The word “baguette” was not used to refer to a type of bread until 1920, but what is now known as a baguette may have existed well before that date. The word, derived from the Italian bacchetta, simply means “wand”, “baton” or “stick”, as in baguette magique (magic wand), baguettes chinoises (chopsticks), or baguette de direction (conductor’s baton).
Though the baguette today is often considered one of the symbols of French culture viewed from abroad, the association of France with long loaves predates any mention of it. Long, if wide, loaves had been made since the time of King Louis XIV, long thin ones since the mid-eighteenth century and by the nineteenth century some were far longer than the baguette: “… loaves of bread six feet long that look like crowbars!” (1862); “Housemaids were hurrying homewards with their purchases for various Gallic breakfasts, and the long sticks of bread, a yard or two in length, carried under their arms, made an odd impression upon me.” (1898)
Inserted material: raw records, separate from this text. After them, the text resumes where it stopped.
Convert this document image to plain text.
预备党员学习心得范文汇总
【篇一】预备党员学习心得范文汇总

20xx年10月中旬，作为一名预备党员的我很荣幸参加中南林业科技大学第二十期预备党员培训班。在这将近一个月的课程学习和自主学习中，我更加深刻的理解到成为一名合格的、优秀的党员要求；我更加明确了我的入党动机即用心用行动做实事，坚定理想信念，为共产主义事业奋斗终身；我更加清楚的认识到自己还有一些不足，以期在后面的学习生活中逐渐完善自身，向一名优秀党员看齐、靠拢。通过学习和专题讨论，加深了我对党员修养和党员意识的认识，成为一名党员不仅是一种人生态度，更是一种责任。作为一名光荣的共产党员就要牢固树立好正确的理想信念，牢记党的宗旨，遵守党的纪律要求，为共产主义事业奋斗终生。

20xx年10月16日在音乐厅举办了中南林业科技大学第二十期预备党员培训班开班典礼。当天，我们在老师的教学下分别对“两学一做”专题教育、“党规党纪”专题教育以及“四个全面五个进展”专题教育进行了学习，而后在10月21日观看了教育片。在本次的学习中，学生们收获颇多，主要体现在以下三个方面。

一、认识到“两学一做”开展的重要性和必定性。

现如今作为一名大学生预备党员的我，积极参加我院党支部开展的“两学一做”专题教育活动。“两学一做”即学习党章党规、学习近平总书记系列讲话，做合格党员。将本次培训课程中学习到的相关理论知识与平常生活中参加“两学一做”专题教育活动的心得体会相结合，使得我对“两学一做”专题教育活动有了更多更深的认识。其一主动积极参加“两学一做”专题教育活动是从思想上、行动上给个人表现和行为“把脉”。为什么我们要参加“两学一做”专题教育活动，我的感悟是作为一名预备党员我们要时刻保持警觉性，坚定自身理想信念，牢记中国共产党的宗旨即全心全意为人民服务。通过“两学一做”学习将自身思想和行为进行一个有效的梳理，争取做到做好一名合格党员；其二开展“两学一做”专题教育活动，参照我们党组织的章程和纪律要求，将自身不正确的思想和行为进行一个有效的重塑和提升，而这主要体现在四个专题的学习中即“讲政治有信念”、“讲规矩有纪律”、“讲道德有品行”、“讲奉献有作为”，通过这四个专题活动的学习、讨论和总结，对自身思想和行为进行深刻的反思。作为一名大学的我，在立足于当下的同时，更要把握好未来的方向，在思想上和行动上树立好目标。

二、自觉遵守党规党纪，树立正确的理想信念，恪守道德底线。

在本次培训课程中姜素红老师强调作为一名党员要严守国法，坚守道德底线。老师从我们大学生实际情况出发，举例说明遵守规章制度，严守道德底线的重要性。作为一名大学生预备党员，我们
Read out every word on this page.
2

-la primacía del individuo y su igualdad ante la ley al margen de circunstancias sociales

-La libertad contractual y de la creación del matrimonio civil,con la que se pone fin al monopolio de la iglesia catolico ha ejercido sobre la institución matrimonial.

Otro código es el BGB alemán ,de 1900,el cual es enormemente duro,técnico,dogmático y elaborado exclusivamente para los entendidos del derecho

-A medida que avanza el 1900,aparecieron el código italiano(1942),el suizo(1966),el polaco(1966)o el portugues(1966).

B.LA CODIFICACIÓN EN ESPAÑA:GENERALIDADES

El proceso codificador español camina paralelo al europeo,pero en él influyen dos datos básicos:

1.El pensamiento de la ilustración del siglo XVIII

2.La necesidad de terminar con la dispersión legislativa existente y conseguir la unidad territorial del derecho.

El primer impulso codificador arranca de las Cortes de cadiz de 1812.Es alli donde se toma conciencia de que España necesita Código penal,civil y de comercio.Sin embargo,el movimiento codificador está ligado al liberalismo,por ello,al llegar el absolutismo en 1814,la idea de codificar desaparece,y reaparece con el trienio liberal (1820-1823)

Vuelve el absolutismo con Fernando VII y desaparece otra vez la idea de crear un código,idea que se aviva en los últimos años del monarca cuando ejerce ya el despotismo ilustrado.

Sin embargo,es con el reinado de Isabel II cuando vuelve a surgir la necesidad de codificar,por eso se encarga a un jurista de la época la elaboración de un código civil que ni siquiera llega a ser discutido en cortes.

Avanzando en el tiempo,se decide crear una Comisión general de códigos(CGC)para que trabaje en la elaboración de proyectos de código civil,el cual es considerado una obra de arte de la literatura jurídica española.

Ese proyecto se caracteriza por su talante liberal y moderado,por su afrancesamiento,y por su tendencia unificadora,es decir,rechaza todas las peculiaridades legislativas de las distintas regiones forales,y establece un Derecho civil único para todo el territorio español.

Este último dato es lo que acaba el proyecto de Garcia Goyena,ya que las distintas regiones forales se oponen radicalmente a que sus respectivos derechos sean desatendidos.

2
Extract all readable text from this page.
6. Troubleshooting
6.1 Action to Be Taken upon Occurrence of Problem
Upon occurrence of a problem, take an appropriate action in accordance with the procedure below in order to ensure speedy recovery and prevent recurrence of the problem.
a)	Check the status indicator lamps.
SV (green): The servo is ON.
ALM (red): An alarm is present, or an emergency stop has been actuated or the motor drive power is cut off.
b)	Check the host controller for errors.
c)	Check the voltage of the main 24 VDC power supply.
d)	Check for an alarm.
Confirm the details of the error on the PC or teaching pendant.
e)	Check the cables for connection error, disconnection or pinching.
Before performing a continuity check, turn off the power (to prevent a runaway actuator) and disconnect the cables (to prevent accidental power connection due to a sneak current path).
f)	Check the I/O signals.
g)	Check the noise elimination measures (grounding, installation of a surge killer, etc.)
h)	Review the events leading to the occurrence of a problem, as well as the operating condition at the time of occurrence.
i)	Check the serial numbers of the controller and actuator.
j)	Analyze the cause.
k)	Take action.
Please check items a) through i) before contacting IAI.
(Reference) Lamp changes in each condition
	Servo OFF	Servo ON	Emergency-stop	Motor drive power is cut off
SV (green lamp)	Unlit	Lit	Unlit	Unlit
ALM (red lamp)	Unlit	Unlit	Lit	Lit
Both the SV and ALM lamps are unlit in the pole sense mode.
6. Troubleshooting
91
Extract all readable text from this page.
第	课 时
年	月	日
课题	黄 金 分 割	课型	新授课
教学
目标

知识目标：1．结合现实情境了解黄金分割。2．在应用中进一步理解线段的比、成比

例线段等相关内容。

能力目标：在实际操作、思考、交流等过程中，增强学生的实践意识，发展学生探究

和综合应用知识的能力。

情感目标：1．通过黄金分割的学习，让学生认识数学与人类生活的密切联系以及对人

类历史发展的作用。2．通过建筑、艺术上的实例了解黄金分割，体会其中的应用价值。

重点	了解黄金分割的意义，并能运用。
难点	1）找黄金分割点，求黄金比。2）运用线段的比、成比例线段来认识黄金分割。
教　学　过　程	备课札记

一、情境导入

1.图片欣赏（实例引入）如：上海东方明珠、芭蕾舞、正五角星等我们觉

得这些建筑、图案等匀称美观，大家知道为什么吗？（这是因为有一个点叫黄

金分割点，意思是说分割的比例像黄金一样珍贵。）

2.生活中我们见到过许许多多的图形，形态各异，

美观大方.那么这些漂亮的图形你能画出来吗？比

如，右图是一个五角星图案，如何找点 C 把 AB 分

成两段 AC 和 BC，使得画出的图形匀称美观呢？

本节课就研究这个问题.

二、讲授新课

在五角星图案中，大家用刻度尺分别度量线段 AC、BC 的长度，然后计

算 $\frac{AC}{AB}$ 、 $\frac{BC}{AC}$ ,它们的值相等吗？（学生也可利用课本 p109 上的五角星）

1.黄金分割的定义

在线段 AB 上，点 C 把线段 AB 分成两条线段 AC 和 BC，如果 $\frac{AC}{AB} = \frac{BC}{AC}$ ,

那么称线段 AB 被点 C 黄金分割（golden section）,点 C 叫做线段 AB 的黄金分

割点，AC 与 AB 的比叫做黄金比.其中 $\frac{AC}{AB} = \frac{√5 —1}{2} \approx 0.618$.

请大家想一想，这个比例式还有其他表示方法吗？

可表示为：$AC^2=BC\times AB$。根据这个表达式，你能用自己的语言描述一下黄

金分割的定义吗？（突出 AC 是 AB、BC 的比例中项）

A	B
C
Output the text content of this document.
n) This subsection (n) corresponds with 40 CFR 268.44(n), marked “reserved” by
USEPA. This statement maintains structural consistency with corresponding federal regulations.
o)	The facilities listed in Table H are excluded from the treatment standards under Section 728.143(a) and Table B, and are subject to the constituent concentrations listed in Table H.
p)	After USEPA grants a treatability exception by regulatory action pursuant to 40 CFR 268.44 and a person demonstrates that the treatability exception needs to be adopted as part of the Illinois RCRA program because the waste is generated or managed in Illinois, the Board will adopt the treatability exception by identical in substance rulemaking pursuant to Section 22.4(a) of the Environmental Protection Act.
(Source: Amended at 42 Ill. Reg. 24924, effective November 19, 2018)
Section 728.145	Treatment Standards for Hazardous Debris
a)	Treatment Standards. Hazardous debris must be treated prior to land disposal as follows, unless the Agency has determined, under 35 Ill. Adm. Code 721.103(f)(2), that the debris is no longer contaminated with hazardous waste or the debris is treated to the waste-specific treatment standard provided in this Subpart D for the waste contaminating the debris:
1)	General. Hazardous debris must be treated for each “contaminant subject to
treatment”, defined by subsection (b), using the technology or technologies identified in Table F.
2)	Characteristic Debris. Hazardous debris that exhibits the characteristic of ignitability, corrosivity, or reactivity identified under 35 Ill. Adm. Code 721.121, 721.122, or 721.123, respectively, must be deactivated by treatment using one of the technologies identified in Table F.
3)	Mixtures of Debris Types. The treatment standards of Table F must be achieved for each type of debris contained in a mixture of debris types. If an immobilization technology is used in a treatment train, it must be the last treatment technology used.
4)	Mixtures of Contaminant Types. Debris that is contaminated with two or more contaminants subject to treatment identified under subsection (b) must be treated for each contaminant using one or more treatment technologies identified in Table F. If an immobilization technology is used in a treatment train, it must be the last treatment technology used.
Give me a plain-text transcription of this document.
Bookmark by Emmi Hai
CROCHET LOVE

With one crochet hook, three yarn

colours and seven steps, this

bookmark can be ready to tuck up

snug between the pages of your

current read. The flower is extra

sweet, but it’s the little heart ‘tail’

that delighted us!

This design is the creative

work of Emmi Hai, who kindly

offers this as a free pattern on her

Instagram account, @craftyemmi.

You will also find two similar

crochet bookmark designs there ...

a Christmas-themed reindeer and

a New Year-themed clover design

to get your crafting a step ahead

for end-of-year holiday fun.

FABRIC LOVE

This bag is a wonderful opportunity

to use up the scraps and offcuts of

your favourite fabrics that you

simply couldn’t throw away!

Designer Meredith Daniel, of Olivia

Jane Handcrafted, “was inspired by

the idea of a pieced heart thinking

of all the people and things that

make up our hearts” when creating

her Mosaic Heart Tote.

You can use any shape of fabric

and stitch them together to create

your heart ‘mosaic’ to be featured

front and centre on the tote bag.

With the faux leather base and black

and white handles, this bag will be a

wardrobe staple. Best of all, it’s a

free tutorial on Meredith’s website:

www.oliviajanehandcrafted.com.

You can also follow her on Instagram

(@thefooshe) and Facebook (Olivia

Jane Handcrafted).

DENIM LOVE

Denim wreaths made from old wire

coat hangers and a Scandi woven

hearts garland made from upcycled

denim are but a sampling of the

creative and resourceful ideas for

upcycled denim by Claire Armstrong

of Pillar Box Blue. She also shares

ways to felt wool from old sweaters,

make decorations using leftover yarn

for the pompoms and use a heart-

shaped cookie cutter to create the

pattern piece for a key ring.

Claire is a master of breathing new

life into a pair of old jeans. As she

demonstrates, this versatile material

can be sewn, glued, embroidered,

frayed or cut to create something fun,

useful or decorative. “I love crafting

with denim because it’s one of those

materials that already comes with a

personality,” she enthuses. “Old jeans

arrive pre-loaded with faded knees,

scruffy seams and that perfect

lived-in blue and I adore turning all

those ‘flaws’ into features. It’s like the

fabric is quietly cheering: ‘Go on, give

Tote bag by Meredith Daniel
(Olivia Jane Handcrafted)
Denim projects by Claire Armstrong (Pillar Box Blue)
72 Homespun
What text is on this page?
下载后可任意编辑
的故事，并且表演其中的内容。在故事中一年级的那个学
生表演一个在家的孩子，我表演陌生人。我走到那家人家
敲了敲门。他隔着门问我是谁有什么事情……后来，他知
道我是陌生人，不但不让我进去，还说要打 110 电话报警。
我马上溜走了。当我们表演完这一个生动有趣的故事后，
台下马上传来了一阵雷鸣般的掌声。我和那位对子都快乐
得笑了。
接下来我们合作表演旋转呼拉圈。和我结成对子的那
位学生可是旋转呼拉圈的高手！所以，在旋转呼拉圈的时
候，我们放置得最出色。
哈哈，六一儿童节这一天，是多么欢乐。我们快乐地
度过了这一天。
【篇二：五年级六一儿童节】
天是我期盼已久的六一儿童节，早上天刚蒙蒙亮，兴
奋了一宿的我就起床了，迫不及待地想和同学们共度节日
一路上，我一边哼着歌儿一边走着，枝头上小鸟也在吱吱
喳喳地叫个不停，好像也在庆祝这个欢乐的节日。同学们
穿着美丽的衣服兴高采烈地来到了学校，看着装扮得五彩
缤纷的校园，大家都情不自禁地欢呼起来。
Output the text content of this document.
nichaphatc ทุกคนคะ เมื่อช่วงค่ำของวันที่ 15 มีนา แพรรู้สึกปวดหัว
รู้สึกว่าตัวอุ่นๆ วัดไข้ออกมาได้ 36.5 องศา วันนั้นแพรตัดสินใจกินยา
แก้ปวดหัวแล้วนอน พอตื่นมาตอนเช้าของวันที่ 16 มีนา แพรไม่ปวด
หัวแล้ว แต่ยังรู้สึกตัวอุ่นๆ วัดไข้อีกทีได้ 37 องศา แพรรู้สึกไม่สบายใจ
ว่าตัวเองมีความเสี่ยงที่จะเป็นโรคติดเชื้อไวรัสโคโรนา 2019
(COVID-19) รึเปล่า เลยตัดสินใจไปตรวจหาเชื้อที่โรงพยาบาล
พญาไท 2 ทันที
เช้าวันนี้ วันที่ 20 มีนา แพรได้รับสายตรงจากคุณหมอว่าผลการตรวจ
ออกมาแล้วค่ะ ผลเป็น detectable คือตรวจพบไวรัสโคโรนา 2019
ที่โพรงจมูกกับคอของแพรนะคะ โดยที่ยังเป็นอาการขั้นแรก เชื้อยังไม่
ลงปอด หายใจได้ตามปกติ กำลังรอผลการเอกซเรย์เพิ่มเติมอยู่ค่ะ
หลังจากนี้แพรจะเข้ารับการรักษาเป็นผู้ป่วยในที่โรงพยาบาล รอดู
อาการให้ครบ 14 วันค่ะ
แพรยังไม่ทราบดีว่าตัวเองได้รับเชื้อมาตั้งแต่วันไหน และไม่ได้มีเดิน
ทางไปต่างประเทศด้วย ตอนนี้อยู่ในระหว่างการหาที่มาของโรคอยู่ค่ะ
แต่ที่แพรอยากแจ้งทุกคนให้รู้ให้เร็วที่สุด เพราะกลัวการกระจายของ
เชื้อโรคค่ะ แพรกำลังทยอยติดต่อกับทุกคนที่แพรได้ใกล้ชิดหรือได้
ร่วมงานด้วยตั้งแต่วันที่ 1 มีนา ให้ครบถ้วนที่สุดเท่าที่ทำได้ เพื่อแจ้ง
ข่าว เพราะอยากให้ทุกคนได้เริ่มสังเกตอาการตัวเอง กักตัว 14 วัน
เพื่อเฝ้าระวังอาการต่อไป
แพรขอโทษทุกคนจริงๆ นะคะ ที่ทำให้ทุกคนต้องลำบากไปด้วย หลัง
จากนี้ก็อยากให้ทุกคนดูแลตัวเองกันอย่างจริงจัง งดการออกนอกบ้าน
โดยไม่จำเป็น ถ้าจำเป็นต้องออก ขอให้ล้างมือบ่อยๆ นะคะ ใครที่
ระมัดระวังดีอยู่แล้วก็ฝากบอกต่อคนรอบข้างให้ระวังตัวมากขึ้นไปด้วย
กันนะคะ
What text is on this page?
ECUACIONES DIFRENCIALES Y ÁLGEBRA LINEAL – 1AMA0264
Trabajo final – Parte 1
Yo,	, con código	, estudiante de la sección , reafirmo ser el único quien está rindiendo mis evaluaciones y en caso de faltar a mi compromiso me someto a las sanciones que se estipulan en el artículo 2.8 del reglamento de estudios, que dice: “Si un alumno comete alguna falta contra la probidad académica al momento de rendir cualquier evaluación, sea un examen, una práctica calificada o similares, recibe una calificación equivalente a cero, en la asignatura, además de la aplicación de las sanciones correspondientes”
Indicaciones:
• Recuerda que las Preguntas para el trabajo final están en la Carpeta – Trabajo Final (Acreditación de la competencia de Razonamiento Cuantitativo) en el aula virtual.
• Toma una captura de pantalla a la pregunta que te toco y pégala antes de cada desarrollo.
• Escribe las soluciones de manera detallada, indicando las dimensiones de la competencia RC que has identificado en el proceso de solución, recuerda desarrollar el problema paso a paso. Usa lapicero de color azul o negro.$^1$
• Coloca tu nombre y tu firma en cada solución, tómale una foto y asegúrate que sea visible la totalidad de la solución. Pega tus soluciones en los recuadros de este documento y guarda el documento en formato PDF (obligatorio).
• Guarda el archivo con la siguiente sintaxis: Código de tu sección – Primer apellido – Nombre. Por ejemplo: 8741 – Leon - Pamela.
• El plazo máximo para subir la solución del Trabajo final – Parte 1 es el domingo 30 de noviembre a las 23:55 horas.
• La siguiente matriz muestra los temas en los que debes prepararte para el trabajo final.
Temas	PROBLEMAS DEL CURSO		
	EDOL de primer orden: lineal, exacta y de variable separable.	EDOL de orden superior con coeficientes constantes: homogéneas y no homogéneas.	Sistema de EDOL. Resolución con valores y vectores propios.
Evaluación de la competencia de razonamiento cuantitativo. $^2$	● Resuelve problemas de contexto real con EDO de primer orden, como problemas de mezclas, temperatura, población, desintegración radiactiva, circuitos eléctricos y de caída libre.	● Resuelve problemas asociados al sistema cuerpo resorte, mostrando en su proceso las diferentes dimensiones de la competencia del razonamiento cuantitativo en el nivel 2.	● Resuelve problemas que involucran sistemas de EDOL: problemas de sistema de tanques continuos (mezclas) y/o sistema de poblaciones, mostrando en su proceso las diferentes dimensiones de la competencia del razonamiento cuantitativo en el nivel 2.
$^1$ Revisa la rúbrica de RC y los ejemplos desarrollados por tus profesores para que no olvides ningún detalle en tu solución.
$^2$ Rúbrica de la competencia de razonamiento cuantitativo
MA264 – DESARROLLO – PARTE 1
A less direct link can be made however with deck ovens, or steam ovens. Deck/steam ovens are a combination of a gas-fired traditional oven and a brick oven, a thick “deck” of stone or firebrick heated by natural gas instead of wood. The first steam oven was brought (in the early nineteenth century) to Paris by the Austrian officer August Zang, who also introduced Vienna bread (pain viennois) and the croissant, and whom some French sources thus credit with originating the baguette.